Apple (NASDAQ:AAPL), Facebook (NASDAQ:FB) and, most of all, Amazon (NASDAQ:AMZN) blew past expectations for the three months to June. Only Alphabet's (NASDAQ:GOOG) results contained any hint that there was a pandemic going on, its quarterly revenue declining for the first time ever as advertisers pared back their budgets.
“Right now, it's big tech's world and everyone else is paying rent,” said Wedbush analyst Dan Ives.
That reality may result in some more urgent questioning from the next Congress, which may want to schedule further antitrust hearings for the day AFTER their earnings, rather than the day before.
2. Europe's 2Q GDP was even worse
It’s Europe’s turn to parade the awfulness of the second quarter of 2020. Eurozone GDP contracted by 12.1% in the three months through June, more than the 11.2% expected and considerably more than the 9.5% drop in absolute terms recorded by the U.S. on Thursday.
The starkest decline was in Spain, where GDP fell by 18.5%, while France contracted by 13.8% and Italy by a surprisingly mild 12.4%. Italy had had the worst outbreak in all of Europe, concentrated in its most economically important region, Lombardy.
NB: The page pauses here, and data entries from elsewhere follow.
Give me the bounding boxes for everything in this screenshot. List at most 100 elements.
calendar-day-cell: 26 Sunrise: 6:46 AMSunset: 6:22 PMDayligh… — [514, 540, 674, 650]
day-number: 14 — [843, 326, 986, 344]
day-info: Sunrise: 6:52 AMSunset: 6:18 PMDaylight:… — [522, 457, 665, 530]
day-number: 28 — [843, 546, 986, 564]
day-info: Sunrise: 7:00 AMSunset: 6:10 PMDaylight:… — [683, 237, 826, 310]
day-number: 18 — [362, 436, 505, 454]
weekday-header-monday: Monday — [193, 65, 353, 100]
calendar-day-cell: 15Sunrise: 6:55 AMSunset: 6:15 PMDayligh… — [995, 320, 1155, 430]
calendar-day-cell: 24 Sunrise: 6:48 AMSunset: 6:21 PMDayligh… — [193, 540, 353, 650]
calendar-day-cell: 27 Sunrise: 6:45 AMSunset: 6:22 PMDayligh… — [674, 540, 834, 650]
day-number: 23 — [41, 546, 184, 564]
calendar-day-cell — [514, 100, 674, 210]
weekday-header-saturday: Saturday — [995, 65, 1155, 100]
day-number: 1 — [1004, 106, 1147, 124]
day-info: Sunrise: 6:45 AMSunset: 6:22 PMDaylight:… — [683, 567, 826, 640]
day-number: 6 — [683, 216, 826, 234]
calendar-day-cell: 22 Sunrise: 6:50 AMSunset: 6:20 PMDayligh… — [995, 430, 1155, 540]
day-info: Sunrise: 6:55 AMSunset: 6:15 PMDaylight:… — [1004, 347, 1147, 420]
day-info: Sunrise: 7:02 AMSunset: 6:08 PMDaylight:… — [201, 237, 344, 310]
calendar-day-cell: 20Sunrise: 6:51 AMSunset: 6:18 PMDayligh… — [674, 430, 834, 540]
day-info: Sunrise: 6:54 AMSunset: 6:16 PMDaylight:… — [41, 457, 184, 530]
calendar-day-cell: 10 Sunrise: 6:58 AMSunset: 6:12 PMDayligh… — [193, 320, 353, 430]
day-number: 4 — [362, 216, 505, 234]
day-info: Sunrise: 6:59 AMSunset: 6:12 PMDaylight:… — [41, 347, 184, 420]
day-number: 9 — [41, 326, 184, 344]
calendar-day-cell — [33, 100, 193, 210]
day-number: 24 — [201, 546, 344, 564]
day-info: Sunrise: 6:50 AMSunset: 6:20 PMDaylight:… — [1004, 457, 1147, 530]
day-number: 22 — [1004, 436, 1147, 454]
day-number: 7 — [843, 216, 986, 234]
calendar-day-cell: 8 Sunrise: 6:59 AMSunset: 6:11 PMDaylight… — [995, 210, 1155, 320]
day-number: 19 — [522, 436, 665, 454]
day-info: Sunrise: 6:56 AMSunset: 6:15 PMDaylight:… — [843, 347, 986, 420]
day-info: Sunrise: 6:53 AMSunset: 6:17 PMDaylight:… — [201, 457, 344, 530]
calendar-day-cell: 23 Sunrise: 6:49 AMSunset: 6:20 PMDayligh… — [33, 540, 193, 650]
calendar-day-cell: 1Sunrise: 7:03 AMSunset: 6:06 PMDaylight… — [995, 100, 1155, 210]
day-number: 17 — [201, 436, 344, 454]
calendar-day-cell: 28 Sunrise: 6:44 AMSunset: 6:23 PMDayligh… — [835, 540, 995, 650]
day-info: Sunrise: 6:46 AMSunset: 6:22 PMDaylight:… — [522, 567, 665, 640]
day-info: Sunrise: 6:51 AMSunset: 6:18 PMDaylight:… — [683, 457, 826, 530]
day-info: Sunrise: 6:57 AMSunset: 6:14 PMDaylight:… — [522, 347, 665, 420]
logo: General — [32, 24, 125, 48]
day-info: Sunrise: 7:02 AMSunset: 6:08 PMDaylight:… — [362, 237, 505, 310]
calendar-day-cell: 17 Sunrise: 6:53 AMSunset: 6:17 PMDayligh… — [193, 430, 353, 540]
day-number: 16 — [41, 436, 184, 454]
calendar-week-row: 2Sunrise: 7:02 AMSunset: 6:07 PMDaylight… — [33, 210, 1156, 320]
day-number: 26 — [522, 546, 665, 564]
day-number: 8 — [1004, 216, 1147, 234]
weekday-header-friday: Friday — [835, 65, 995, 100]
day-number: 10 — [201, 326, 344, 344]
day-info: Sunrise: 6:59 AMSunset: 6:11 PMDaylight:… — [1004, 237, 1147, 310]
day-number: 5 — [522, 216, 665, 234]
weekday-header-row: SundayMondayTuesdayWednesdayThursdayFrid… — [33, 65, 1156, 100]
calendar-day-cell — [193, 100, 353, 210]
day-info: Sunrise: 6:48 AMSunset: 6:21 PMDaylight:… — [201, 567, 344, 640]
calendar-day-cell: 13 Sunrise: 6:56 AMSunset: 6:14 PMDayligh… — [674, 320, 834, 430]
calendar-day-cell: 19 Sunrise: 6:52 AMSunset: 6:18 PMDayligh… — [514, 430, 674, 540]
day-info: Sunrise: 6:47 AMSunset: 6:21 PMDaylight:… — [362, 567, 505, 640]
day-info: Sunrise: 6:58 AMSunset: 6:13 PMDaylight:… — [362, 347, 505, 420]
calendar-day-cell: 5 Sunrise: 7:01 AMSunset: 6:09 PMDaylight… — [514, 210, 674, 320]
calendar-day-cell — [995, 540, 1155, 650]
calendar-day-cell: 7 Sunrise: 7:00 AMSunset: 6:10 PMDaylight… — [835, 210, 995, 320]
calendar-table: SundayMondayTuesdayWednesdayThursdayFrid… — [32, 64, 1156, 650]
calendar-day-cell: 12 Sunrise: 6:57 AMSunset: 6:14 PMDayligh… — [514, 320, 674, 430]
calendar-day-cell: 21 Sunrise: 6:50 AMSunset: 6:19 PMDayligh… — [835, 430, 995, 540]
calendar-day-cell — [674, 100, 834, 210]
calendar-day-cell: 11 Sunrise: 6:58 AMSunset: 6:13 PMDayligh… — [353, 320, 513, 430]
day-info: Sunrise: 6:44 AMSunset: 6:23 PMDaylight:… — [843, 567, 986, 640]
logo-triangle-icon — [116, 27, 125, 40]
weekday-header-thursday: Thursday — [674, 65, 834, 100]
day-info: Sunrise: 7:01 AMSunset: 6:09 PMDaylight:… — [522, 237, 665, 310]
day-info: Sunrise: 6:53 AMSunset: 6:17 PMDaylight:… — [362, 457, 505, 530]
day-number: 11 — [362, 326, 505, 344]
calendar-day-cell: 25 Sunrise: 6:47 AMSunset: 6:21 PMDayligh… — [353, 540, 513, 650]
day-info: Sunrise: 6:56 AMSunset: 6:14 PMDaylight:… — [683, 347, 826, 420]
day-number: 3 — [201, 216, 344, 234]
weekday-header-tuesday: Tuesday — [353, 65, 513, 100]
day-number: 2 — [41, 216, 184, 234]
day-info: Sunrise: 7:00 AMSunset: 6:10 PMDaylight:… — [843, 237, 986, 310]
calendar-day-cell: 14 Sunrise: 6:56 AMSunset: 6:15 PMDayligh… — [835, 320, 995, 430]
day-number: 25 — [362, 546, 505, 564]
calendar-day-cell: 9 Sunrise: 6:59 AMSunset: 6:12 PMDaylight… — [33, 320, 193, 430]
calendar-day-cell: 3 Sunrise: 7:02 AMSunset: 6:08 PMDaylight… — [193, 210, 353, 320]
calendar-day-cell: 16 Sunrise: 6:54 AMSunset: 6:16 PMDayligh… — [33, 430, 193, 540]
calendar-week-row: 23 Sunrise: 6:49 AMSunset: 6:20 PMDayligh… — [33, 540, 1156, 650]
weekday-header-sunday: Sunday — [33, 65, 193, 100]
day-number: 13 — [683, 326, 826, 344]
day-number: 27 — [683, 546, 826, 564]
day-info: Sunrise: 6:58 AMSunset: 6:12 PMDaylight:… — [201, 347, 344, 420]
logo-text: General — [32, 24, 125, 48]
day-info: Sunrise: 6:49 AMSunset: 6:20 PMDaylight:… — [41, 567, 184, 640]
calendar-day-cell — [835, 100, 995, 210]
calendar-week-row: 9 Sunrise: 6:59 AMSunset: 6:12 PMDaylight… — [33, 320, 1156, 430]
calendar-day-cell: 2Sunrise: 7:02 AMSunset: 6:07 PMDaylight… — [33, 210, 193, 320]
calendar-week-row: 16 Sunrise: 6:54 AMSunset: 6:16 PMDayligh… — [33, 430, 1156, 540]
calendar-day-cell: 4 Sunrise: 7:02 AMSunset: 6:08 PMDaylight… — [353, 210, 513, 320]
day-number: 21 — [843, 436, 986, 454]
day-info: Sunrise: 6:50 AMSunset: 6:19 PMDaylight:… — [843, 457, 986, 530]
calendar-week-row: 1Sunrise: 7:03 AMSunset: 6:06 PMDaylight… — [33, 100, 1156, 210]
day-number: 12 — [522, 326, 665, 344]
However, it had also gone into lockdown first, creating a lower base at the end of the first quarter.
3. Stocks set to open higher; Nasdaq shines
U.S. stocks are set to open mostly higher, with Nasdaq futures naturally outperforming on the back of the Big Tech earnings after the close on Thursday.
In addition to earnings from Big Oil (see below) there’ll also be updates from Merck, AbbVie (NYSE:ABBV), Charter Communications , Colgate-Palmolive and Caterpillar ahead of the opening bell Friday, with the last of these likely to draw particular attention, given its status as a bellwether for business activity.
4. Dollar hits lowest since May 2018 on recovery fears
The dollar fell to its lowest level since May 2018 as confidence in the U.S.’s ability to bounce back from the pandemic lockdowns weakened further.
By 6:40 AM, the Dollar Index, which tracks the greenback against a basket of six developed-market currencies, was down 0.2% at 92.852, having earlier hit a low of 92.717.
The failure of lawmakers to reach an agreement on the next package of stimulus measures means that there will definitely be a gap in the payment of enhanced unemployment benefits, according to White House chief of staff Mark Meadows.
That threatens not only to hit actual levels of spending by some 30 million people claiming those benefits, but also raise the fear of future unemployment among those who still have a job, making them less inclined to spend.
While the Covid-19 virus has shown signs of plateauing in the south and west in recent days, White House Task Force Coordinator Deborah Birx warned on Thursday that it is spreading more broadly across the Midwest, due largely to travel since lockdowns were eased.
5. After Big Tech comes Big Oil
Both are expected to swing to net losses after already flagging their intention to make massive write-downs of certain asset values, reflecting expectations that oil prices will stay lower for longer than previously though.
ConocoPhilips, the nation’s third-largest producer, said on Thursday it lost over $1 billion in the quarter due to lower prices and output, but added that it had expected to be back at full production by September.